10. Therefore, I see no merit in the contention of the appellants that liability to pay compensation under Section 140 of the Act for the death of the deceased persons who were travelling on the truck insured by them squarely lay with the owner of the vehicle and such liability was excluded from 1he purview of the policy of insurance issued by them.

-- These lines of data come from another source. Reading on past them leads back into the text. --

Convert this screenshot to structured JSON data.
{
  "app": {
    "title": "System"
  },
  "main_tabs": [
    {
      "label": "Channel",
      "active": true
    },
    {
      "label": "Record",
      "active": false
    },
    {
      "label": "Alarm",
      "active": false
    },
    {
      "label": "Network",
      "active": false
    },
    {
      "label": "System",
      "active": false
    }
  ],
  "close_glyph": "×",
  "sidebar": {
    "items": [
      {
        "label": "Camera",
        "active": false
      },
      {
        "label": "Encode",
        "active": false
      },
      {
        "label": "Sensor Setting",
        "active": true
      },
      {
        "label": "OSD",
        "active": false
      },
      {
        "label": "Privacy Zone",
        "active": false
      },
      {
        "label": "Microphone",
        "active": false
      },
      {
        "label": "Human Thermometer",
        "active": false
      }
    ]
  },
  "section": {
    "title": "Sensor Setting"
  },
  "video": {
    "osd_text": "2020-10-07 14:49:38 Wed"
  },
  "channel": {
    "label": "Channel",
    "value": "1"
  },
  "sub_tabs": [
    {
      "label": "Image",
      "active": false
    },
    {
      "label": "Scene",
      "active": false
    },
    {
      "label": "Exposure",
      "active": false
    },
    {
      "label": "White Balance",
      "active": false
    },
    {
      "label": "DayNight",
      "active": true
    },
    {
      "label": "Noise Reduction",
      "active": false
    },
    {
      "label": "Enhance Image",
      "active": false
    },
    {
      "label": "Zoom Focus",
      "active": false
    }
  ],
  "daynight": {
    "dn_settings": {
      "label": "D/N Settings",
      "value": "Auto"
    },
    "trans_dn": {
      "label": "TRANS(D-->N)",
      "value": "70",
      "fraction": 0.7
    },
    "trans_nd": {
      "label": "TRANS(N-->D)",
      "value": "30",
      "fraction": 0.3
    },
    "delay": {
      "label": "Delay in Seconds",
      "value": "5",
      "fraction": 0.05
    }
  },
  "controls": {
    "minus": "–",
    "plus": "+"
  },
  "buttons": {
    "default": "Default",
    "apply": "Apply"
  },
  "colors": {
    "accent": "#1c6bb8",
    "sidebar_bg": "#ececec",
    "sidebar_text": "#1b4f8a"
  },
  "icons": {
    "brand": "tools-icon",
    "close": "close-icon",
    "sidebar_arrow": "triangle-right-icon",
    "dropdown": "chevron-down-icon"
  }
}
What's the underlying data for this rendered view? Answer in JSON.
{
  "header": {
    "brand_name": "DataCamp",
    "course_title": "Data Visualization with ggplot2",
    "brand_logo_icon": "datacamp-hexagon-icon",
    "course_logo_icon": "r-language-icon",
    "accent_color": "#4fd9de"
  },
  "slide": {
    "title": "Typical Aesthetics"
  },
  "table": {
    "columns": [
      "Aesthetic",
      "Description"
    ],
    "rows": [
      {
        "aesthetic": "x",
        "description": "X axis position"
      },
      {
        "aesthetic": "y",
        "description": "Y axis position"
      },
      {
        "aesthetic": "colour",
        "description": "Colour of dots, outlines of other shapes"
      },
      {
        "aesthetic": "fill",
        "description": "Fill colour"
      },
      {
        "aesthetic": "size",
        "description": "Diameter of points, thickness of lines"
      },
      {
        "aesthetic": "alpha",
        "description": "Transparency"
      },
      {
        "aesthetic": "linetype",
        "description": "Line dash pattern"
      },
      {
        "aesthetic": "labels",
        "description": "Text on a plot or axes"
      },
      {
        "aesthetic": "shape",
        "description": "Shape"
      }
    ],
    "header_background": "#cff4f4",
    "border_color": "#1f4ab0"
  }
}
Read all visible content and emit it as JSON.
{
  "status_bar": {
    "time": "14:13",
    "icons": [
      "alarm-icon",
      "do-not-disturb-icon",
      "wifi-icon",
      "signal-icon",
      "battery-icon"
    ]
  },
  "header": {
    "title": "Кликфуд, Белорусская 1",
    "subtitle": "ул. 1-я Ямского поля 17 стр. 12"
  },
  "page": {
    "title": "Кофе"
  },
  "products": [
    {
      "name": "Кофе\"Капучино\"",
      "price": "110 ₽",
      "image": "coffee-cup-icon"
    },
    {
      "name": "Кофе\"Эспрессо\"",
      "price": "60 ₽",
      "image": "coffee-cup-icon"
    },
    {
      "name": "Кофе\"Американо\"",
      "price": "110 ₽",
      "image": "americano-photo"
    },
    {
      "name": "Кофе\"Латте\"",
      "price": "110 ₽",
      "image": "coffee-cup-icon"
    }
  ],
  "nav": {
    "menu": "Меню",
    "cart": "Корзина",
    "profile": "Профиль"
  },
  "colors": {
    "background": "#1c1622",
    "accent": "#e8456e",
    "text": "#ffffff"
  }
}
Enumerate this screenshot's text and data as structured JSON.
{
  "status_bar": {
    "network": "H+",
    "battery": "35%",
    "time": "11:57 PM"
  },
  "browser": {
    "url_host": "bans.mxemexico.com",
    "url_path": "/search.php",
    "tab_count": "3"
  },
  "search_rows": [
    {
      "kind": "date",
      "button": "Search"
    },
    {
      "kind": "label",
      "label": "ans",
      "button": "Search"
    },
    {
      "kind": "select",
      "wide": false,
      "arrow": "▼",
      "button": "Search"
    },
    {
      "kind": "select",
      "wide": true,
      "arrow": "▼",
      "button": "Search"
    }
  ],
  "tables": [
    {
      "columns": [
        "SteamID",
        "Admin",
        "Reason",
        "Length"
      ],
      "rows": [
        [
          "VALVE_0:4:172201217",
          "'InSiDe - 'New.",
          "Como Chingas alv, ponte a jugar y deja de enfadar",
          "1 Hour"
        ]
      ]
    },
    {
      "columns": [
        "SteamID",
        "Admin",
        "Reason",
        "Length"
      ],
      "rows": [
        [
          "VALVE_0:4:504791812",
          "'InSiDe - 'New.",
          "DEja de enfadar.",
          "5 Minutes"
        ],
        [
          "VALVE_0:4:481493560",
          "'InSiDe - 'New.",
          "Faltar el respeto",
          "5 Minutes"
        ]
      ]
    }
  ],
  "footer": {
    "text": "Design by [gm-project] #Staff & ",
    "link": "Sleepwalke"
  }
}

11. Mr. Bhowmik has also aired a grievance, to the effect that the Claims Tribunal passed the impugned orders without making any inquiry. According to him, before making the orders fur payment of compensation under Section 140 of the Act and directing thy appellants to pay the same, the Claims Tribunal should have made, at least, some sort of inquiry. Rule 246 of the Bihar Motor Vehicle Rules, 1992, framed by the State Government under the rule-making power conferred under the Act, prescribes the procedure regarding compensation on the principle of no-fault liability. The rule prescribes a format of the application to be filed for compensation under Section 140 of the Act. It further provides that the application shall be accompanied by First Information Report, injury certificate or post-mortem report in case of death, heirship certificate in case of death, certificate from the registering authority regarding ownership of the vehicles involved in the accident, and particulars of insurance of the vehicle involved in the accident. Sub-rule (5) of Rule 246 provides that for the purpose of adjudicating and awarding the claim, the Claims Tribunal shall follow the procedure of summary trial as contained in Chapter XXI of the Code of Criminal Procedure, 1973. Sub-Rule (8) requires service of notice of the application on the owner as well as the insurer, if any, of the vehicle involved in the accident. Sub-rule (9) lays down that the Claims Tribunal shall proceed with the application for compensation on the basis of First Information Report, injury certificate or post-mortem report in case of death, registration certificate of the motor vehicle involved in the accident, cover-note, certificate of insurance or the policy, relating to the insurance, of the vehicle against third-party risks; the nature of the treatment given by the medical officer who has treated the victim. From the impugned order, it appears that all the documents mentioned in Sub-rule (9) of Rule 246 of the Bihar Motor Vehicle Rules, 1992 were furnished and considered while making the impugned orders/awards. When the Insurance company admitted every allegation of the claimants in its written statement and went to the extent of admitting in Annexure P/4 that the passengers were being carried without the knowledge of the owner of the vehicle, there was little to be enquired, by the Claims Tribunal before making the impugned orders/awards.

12. Thus, in view of what I have noted above, I am constrained to find that none of these batch appeals merits consideration. Therefore, they are dismissed in limine.